There are a few differences with configuring KVM on an EL system, however. These steps should work on EL8/9 and as far as I know, 10 (I don’t currently have a free system that can run EL10, unless I do nested virtualization on my desktop).
- Disable SELinux or set it to permissive, unless you want to fight with it.
- Enable the EPEL and CRB repositories: sudo dnf install -y epel ; sudo crb enable.
- Install the packages: sudo dnf -y install bridge-utils qemu-kvm libvirt virt-install dnsmasq perl-YAML-LibYAML perl-Template-Toolkit
- Start and enable libvirtd: sudo systemctl enable –now libvirtd.
- The remaining steps can be skipped if you’re not using dnsmasq or VLANs. Either modify ProvVMs.pm to use the leases file /var/lib/dnsmasq/dnsmasq.leases or change the setting dhcp-leasefile in /etc/dnsmasq.conf to /var/lib/misc/dnsmasq.leases.
- Create the file /etc/dnsmasq.d/01-kvm.conf similar to the code snippet below.
- Start and enable dnsmasq: sudo systemctl enable –now dnsmasq.
- If firewalld is enabled, allow DHCP and DNS traffic through: sudo firewall-cmd –add-service dhcp –add-service dns –permanent && sudo firewall-cmd –reload
listen-address=::1,127.0.0.1,192.168.40.2 no-resolv no-hosts server=192.168.1.1 domain=ridpath.lab dhcp-range=192.168.40.100,192.168.40.200,12h dhcp-option=3,192.168.40.1 dhcp-option=6,192.168.40.2
Network configuration on a stock Enterprise Linux installation uses NetworkManager—hate it or love it, that’s what you have to work with.

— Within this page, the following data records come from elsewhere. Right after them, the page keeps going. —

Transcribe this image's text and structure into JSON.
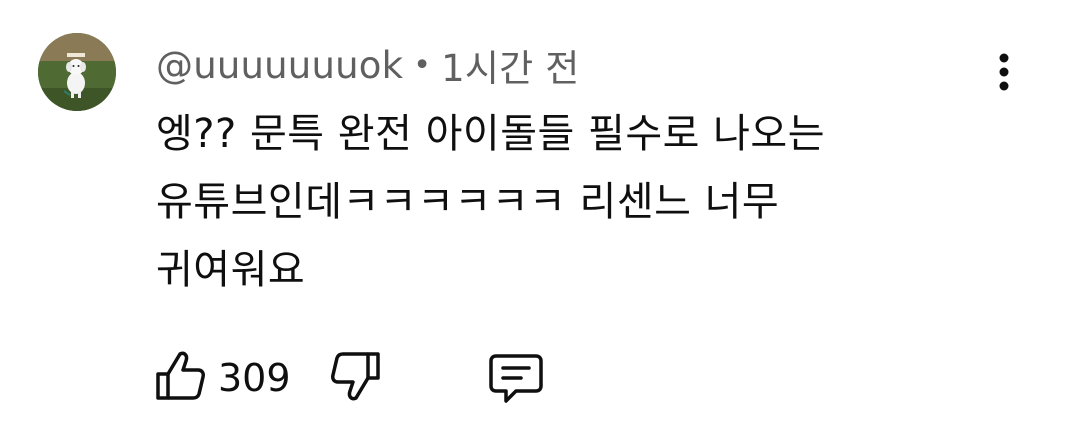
{
  "comment": {
    "author": "@uuuuuuuok",
    "separator": "•",
    "time": "1시간 전",
    "text": "엥?? 문특 완전 아이돌들 필수로 나오는\n유튜브인데ㅋㅋㅋㅋㅋㅋ 리센느 너무\n귀여워요",
    "likes": "309",
    "avatar_icon": "dog-avatar-icon",
    "menu_icon": "more-vertical-icon",
    "like_icon": "thumbs-up-icon",
    "dislike_icon": "thumbs-down-icon",
    "reply_icon": "reply-comment-icon"
  },
  "colors": {
    "meta_text": "#606060",
    "body_text": "#0f0f0f",
    "background": "#ffffff"
  }
}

It’s a lot of nmcli commands; I borrowed a lot from this tutorial. First, I will cover the steps for configuring a system with two NICs and VLANs, the second NIC being used for VM traffic (having two NICs is convenient, since you can mess around with a host’s networking setup while still being SSH’d into it.)
- Delete the connection for the second NIC: sudo nmcli con del interface
- Re-add the connection, but with IP disabled: sudo nmcli con add type ethernet con-name interface ifname interface ipv4.method disabled ipv6.method disabled
- Add the bridge. It will need an IP address if using dnsmasq: sudo nmcli con add type bridge con-name brvlan-id ifname brvlan-id ipv4.method manual ipv4.addresses 192.168.40.2/24
- Add the VLAN interface: sudo nmcli con add type vlan con-name interface.vlan-id dev interface id vlan-id ipv4.method disabled ipv6.method disabled
- Bind the VLAN interface to the bridge: sudo nmcli con mod interface.vlan-id master brvlan-id
- Bring up the VLAN inteface: sudo nmcli con up enp3s0.40
Below is a screenshot of these steps being performed:
Another option is to create a bridge on the single NIC. You will need to do this while on the console of the system (keyboard and monitor).

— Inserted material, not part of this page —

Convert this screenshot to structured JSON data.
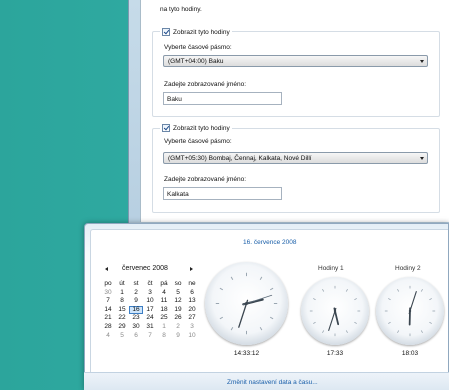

sudo nmcli con del enp2s0 sudo nmcli con add type bridge con-name br0 ifname br0 ipv4.method dhcp sudo nmcli con add type bridge-slave con-name enp2s0 ifname enp2s0 master br0 sudo nmcli con up br0
Conclusion and future modifications
In the future I want to add the ability to create libvirt NAT networks with this script. These are networks with which libvirt manages the DHCP and are only accessible on the host itself. An advantage to using these is that they are portable and don’t require a managed switch or a complicated router setup. The disadvantage, of course, is that you have to be on the host to access the VMs. The reason I like the VLAN approach is that I can reach the VMs from another network if I choose to allow access. Using this approach has also challenged me to learn more about networking.
As I learn about more technologies, I may add new features to this script. As always, thanks for reading!